A
Ítalo Calvino, como a muchos niños, le gustaba contemplar las tiras cómicas e
imaginar, guiado por la narrativa visual, los relatos que no era capaz de comprender
por medio de los signos. Ya que pudo leer supo que los globos de texto eran
versos italianos de un falso traductor que no sabía inglés y tenían una vaga
conexión con las viñetas. Calvino prefirió seguir imaginando sus historias,
partiendo de imágenes, un procedimiento que seguiría como creador. Así surgieron
sus relatos más celebres: un hombre en dos mitades que siguen viviendo
independientemente; un muchacho que trepa a un árbol y después pasa de un árbol
a otro sin bajar a tierra; una armadura vacía que se mueve y habla como si
dentro hubiera alguien.
En una de las conferencias que redactó
para dictar en Harvard, Calvino, además de hacer la apología de la visibilidad,
como un valor literario que debíamos conservar para el siguiente milenio;
expresaba su preocupación por el mundo moderno, de las copiosas imágenes
prefabricadas, saturando la memoria como una montaña de desperdicios, y por el
peligro de perder esa facultad humana fundamental “la capacidad de enfocar imágenes visuales con los ojos cerrados, de
hacer que broten colores y formas del alineamiento de colores alfabéticos
negros sobre una página blanca, de pensar con imágenes”.
Ese interés por animar con grafías un
mundo de imágenes en la memoria del lector está presente en toda su escritura,
pero en Palomar, su última novela
concluida hace treinta años, es el rasgo principal. La obra se compone de tres
secciones, “Las vacaciones de Palomar”, “Palomar en la ciudad”, “Los silencios
de Palomar”; divididas a su vez en tres partes, cada una formada por tres
textos. En esa arquitectura simétrica está clasificado el proyecto del señor
Palomar que consiste en describir cada uno de los instantes de su vida de una
manera tan minuciosa que no tenga tiempo para acordarse de la muerte.
En cada página las flexibles
contorsiones de las letras crean imágenes llenas de forma, color y textura: una
parvada de estorninos dibujando caóticos garabatos en el cielo, una tortuga
macho arrastrando su miembro en forma de gancho después de fracasar otro
intento de cópula forzada, una carnicería donde se churruscan “filetes ágiles y
esbeltos, costillas armadas de su mango de hueso, lomos macizos y sin pizca de
grasa”, el vasto firmamento con toda la morfología planetaria interpretada por
la sutil mirada del Señor Palomar.
Además de crear sorprendentes lienzos en
movimiento con sus ricas y precisas descripciones, el señor Palomar también
reflexiona y halla en cada una de esas pinturas un estímulo filosófico, una
ilustración de complejas ideas. “De lo
que sabe desconfía; lo que ignora mantiene su alma en suspenso. Abrumado,
inseguro, se agita sobre los mapas celestes como sobre los horarios de trenes
trashojados en busca de un transbordo”.
La torpe carrera de una jirafa, “con las patas anteriores, descuajaringando
hasta el suelo, como si no supieran cuáles de tantas articulaciones plegar”,
le recuerda a él mismo procediendo impulsado por movimientos de la mente no
coordinados; “el verde césped de su jardín, con la cuchilla de la cortadora revelando
sus discontinuidades, peladuras ralas, manchas amarillas”, le sugiere el
universo, finito, pero innumerable, inestable en sus confines, conjunto de
conjuntos; la abundante iconografía mexicana en las ruinas de Tula, la
serpiente emplumada, la escritura pictográfica, la serpiente con una calavera
dentro de las fauces, y el amigo mexicano que interpreta con toda elocuencia
cada imagen como la vida, la muerte, la continuidad; despierta en Palomar la
idea de que cada interpretación necesitaría otra a su vez , y ésta otra y así…

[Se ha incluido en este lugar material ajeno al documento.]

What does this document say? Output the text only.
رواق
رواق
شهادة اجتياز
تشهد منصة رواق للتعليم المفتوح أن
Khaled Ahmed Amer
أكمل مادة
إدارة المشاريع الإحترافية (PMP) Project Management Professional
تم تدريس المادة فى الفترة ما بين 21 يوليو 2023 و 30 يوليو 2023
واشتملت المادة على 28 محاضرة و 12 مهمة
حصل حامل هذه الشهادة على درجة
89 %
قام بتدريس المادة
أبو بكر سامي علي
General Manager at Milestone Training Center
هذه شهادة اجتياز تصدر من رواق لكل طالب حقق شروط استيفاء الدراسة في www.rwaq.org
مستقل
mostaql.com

Esas vívidas descripciones y la mirada inquisitiva
del señor Palomar son una metáfora del hombre curioso e inquisitivo,
deslumbrado por el revuelto espectáculo de la realidad, con sus remotas
fronteras que se extienden de forma imprevisible, desde cualquier punto,
cercano o remoto, hasta donde alcanza la inteligencia y la imaginación. Es también
una tira de Ítalo Calvino impresa en papel revolución, con miles de puntos minúsculos
que gracias al espaciado dan la sensación de volumen, donde él escribe una
novela en su estudio, iluminado por la luz de la luna; la hoja de su máquina de
escribir se va constelando de ilegibles letras oscuras, como un firmamento en
negativo, donde residen maravillosas descripciones para todo aquel que prefiera
crear imágenes en su imaginación que verlas en la pantalla de un aparato, es
decir, para los lectores de este y los próximos milenios.